No, accidenti. C'era qualcosa di troppo, troppo anormale in tutto quello, e Trunks avrebbe dovuto fare qualcosa per rimediare. Al diavolo la paura! Avrebbe dovuto riavvicinarsi al suo migliore amico in qualche modo, o almeno provarci. Deglutì e cercò il coraggio nei meandri della sua parte irrazionale: talvolta buttarsi verso l'ignoto è l'unico modo per affrontare le proprie ansie.
«Forse hai trovato il modo di sdebitarti» disse Trunks, frantumando il vetro di silenzio che si era erto tra i due mezzi-saiyan.
Goten arricciò il naso. In che senso, sdebitarsi? Gli aveva detto a malapena cinque minuti prima che non avrebbe dovuto far niente!
«Eh?»
«Ti andrebbe di darmi ripetizioni di filosofia?» sputò Trunks, tutto d'un fiato.
Goten si irrigidì.
"Ma sei scemo o cosa?".
Trunks stava chiedendo ripetizioni a lui? Lui che era un anno più piccolo? Forse non aveva capito bene.

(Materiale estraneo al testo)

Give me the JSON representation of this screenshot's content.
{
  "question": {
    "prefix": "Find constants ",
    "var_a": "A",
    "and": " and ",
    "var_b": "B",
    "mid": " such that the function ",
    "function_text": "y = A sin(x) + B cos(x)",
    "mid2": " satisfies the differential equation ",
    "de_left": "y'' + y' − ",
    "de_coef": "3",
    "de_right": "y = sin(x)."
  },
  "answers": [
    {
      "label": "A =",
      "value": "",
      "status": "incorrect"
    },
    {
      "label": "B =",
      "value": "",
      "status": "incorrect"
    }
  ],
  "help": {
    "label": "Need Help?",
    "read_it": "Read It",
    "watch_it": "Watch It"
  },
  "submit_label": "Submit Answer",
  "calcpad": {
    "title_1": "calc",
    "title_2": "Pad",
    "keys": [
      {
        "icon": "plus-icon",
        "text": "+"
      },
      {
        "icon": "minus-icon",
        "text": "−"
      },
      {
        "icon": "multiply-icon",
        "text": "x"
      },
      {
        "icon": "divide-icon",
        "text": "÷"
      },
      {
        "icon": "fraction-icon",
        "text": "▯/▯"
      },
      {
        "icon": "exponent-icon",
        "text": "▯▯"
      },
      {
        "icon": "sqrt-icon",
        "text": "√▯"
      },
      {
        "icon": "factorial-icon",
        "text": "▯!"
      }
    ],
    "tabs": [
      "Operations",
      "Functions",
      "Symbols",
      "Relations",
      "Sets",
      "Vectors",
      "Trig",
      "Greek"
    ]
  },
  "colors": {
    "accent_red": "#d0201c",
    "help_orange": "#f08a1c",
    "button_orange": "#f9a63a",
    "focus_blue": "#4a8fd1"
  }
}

«Ma sono al quarto anno! Il tuo programma è diverso!» gli fece notare, sollevando il libro di Nietzsche per sventolarglielo di fronte.
«Sì, ok, questo vale per gli autori. Parlo del pensiero filosofico, della sua logica» specificò Trunks, quasi con ovvietà.
"Mi correggo: quello pazzo sei tu, non io" pensò Goten, poi scosse il capo.
«Trunks, non credo di essere in grado».
«Potresti provarci, però! Al massimo, se non dovesse funzionare, ci rinchiuderemo nella Gravity Room a combattere e faremo finalmente contento mio padre» propose lui con un largo sorriso e, immediatamente, Goten vide quel turbolento bambino di dieci anni. Lo stesso entusiasmo, la stessa propensione per le stronzate - perché quella era evidentemente una stronzata bella e buona - e gli stessi occhi azzurro cielo brillanti ed euforici.
«Mmh» ponderò Goten, cercando una motivazione che fosse valida per rifiutarsi. Che aveva da perdere? Ore di studio per sé, forse, ma effettivamente non c'erano verifiche in vista. Era solo la seconda settimana, avrebbe recuperato lo studio arretrato di sabato. Sempre che suo padre non si fosse volatilizzato di nuovo.
«E dai, Goten, non farti pregare! Hai di meglio da fare dopo la scuola, oggi?» domandò Trunks.
"Controllare che quell'irresponsabile di mio padre abbia lavorato".
«Niente di entusiasmante, in effetti» sbuffò.
«Andata! Ci vediamo dopo, allora!»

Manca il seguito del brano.